What did you learn in the course of researching or writing “The Passion Paradigm” that surprised you? 

One of the things that struck me while talking to the engineers, nurses, and graphic designers in my sample was their enormous and palatable sense of agency and hope for their future. Against the backdrop of professional precarity, I did not expect this. I wondered where their sense of agency comes from, the extent to which it is illusory, and, eventually, the possibility that individual agency can be leveraged into collective power. There are many reasons to be concerned about the prominence of the passion paradigm, but I was surprised to also find reasons for hope. I think that its biggest danger is its deep individualism, but its individualism is not inevitable.

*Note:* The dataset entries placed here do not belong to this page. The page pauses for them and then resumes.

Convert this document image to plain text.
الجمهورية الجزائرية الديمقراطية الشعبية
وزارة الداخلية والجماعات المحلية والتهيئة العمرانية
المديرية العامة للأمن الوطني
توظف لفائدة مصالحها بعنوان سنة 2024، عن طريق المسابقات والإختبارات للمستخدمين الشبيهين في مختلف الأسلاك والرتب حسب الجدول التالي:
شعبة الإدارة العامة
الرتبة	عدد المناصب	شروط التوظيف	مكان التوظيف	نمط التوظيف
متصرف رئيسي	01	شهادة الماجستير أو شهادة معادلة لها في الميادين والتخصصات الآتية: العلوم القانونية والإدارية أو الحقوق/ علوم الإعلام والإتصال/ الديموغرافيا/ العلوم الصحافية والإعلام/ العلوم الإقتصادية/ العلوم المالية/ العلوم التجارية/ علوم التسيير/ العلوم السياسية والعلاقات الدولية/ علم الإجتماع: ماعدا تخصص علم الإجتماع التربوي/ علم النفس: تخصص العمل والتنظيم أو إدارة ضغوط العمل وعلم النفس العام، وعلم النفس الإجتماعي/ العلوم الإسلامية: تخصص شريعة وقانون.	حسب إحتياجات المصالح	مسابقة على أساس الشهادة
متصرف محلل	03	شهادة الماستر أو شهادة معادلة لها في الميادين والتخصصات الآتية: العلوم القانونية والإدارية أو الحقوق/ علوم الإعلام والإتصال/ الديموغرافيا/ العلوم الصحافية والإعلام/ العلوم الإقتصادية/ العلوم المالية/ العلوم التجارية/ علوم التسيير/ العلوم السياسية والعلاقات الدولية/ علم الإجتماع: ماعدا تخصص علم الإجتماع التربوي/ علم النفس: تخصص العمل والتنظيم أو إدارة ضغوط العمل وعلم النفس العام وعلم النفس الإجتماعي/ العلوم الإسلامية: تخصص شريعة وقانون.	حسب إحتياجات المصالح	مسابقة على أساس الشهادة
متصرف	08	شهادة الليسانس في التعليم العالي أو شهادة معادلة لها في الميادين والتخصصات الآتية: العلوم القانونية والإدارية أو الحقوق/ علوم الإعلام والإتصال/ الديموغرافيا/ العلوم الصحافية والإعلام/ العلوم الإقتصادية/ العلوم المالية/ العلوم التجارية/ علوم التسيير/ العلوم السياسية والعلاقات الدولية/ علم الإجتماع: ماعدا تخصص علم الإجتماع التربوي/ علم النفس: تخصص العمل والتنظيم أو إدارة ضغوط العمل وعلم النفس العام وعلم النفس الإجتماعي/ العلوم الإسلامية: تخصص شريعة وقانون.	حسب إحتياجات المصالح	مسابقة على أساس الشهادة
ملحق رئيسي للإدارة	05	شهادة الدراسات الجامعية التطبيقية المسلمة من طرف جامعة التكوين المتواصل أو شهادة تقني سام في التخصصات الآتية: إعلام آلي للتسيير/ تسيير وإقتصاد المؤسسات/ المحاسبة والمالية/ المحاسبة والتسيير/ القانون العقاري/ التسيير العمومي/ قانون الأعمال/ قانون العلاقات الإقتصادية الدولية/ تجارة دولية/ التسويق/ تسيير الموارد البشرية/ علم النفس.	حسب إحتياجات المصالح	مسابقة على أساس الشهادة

Culture, just like structure, can change.   

Related to a point I made in the previous question, my experience of listening to and analyzing how professionals make sense of, and decisions about, their work challenged me to think hard about sociology’s tendency to prioritize how culture deprives agency and nurtures the status quo. Over the course of answering the questions of what work passion is and what work passion does, I wanted to more seriously contend with how individuals can construct and use culture to affect positive change. I’ve come to wonder whether our discipline’s overemphasis on structural constraints has been a disservice to sociology and society, and stunted sociology’s application and impact in the real world. 

What is one piece of advice you have for graduate students or early career sociologists?   

What a question to ask someone who has just finished their PhD! In my last two years I had the privilege of working as a graduate writing consultant in UC San Diego’s Writing Hub. I led writing retreats, workshops, and consulted 1 on 1 with graduate students in over 30 disciplines, at different stages in their programs, at any point in their research and writing process. If there is one thing that I know for sure it is that graduate school constitutes a prolonged experience of enormous uncertainty, isolation, confusion, insecurity, vulnerability, and powerlessness. 

My piece of advice for graduate students is this: as soon as possible, reject the lies that the research and writing processes are clear and linear, that you should know how to succeed, that you alone feel like an imposter, and that seasons of difficulty or failure indicate that you don’t belong. Institutions of higher education are not equitable, neutral, nor just. Find or build communities that affirm your full humanity, make the implicit explicit, support your process (not just your product), and empower you to find your voice as a scholar. 

To sociology more generally, we must train our graduate students to have more psychological mobility, such that they can imagine futures for themselves other than the academy and feel confident that they are building a dynamic skill set that will serve them in life. This is one of the many insights I gleaned from my respondents about how professionals are to survive in the new economy, which is where most of our PhDs will end up.